Italian actress (1933–2024)

Giuseppina "Pina" Bottin (17 March 1933 – 1 August 2024) was an Italian actress. She worked in various Italian films and television programs from 1953 to 1970.

== Biography ==
After having been noticed in a beauty contest, in 1953 Bottin made her acting debut in Empty Eyes. Bottin often played the role of a ingénue (an endearingly innocent young woman), either from Rome as in A Hero of Our Times, or from Venice as in The Seducer. During her career, she alternated main roles in B-movies and supporting roles in major productions.
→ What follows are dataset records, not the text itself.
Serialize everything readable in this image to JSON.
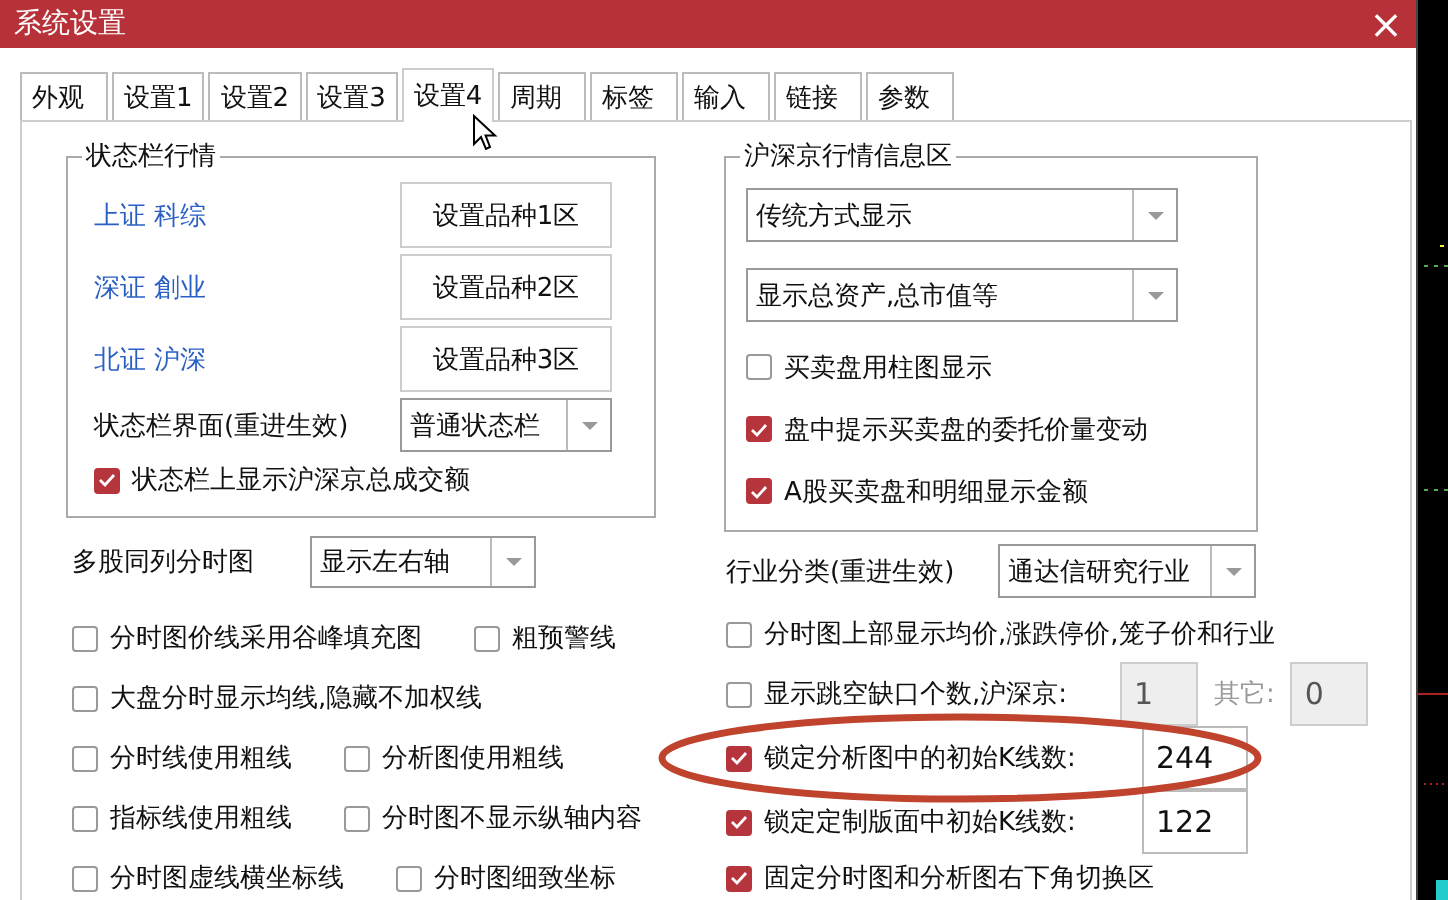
{
  "window": {
    "title": "系统设置",
    "close": "×"
  },
  "tabs": [
    {
      "label": "外观",
      "selected": false
    },
    {
      "label": "设置1",
      "selected": false
    },
    {
      "label": "设置2",
      "selected": false
    },
    {
      "label": "设置3",
      "selected": false
    },
    {
      "label": "设置4",
      "selected": true
    },
    {
      "label": "周期",
      "selected": false
    },
    {
      "label": "标签",
      "selected": false
    },
    {
      "label": "输入",
      "selected": false
    },
    {
      "label": "链接",
      "selected": false
    },
    {
      "label": "参数",
      "selected": false
    }
  ],
  "status_group": {
    "title": "状态栏行情",
    "rows": [
      {
        "label": "上证 科综",
        "button": "设置品种1区"
      },
      {
        "label": "深证 創业",
        "button": "设置品种2区"
      },
      {
        "label": "北证 沪深",
        "button": "设置品种3区"
      }
    ],
    "interface": {
      "label": "状态栏界面(重进生效)",
      "value": "普通状态栏"
    },
    "checkbox": {
      "label": "状态栏上显示沪深京总成交额",
      "checked": true
    }
  },
  "multi_chart": {
    "label": "多股同列分时图",
    "value": "显示左右轴"
  },
  "left_options": [
    [
      {
        "label": "分时图价线采用谷峰填充图",
        "checked": false
      },
      {
        "label": "粗预警线",
        "checked": false
      }
    ],
    [
      {
        "label": "大盘分时显示均线,隐藏不加权线",
        "checked": false
      }
    ],
    [
      {
        "label": "分时线使用粗线",
        "checked": false
      },
      {
        "label": "分析图使用粗线",
        "checked": false
      }
    ],
    [
      {
        "label": "指标线使用粗线",
        "checked": false
      },
      {
        "label": "分时图不显示纵轴内容",
        "checked": false
      }
    ],
    [
      {
        "label": "分时图虚线横坐标线",
        "checked": false
      },
      {
        "label": "分时图细致坐标",
        "checked": false
      }
    ]
  ],
  "info_group": {
    "title": "沪深京行情信息区",
    "dropdowns": [
      "传统方式显示",
      "显示总资产,总市值等"
    ],
    "checkboxes": [
      {
        "label": "买卖盘用柱图显示",
        "checked": false
      },
      {
        "label": "盘中提示买卖盘的委托价量变动",
        "checked": true
      },
      {
        "label": "A股买卖盘和明细显示金额",
        "checked": true
      }
    ]
  },
  "industry": {
    "label": "行业分类(重进生效)",
    "value": "通达信研究行业"
  },
  "right_options": [
    {
      "kind": "check",
      "label": "分时图上部显示均价,涨跌停价,笼子价和行业",
      "checked": false
    },
    {
      "kind": "gap",
      "label": "显示跳空缺口个数,沪深京:",
      "checked": false,
      "value": "1",
      "other_label": "其它:",
      "other_value": "0",
      "disabled": true
    },
    {
      "kind": "count",
      "label": "锁定分析图中的初始K线数:",
      "checked": true,
      "value": "244"
    },
    {
      "kind": "count",
      "label": "锁定定制版面中初始K线数:",
      "checked": true,
      "value": "122"
    },
    {
      "kind": "check",
      "label": "固定分时图和分析图右下角切换区",
      "checked": true
    }
  ]
}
On 1 August 2024, it was announced that she died at her home in the Sacra Famiglia neighborhood of Padua at the age of 91.

== Partial filmography ==

=== Films ===

- Empty Eyes (Il sole negli occhi), directed by Antonio Pietrangeli (1953)
- The Walk (La passeggiata), directed by Renato Rascel (1953)
- Mizar (Sabotaggio in mare), directed by Francesco De Robertis (1954)
- Marriage (Il matrimonio), directed by Antonio Petrucci (1954)
- The Seducer (Il seduttore), directed by Franco Rossi (1954)
- The Bachelor (Lo scapolo), directed by Antonio Pietrangeli (1955)
- Tua per la vita, directed by Sergio Grieco (1955)
- A Hero of our Times (Un eroe dei nostri tempi), directed by Mario Monicelli (1955)
- Buonanotte... avvocato!, directed by Giorgio Bianchi (1955)
- Da qui all'eredità, directed by Riccardo Freda (1955)
- Allow Me, Daddy! (Mi permette, babbo!), directed by Mario Bonnard (1956)
- Cantando sotto le stelle, directed by Marino Girolami (1956)
- The Intruder (L'intrusa), directed by Raffaello Matarazzo (1956)
- La ragazza di piazza San Pietro, directed by Piero Costa (1958)
- The Naked Maja, directed by Henry Koster and Mario Russo (1958)
- Gagliardi e pupe, directed by Roberto Bianchi Montero (1958)
- The Pirate of the Black Hawk (Il pirata dello sparviero nero), directed by Sergio Grieco (1958)
- Hannibal (Annibale), directed by Carlo Ludovico Bragaglia and Edgar G. Ulmer (1959)

=== Voice acting ===
- Fiorella Betti in Tua per la vita, Annibale
- Franca Dominici in Il sole negli occhi
- Adriana Parrella in Lo scapolo
- Dhia Cristiani in La ragazza di San Pietro

=== Television ===
Bottin took part in a number of editions of Carosello: In 1957 with Nino Besozzi, Fanny Marchiò, Ferruccio Amendola and Munaretto; In 1959 with Gianni Caiafa and Fausto Tommei; in 1961 and 1964 with Serena Cantalupi and James Turnbull.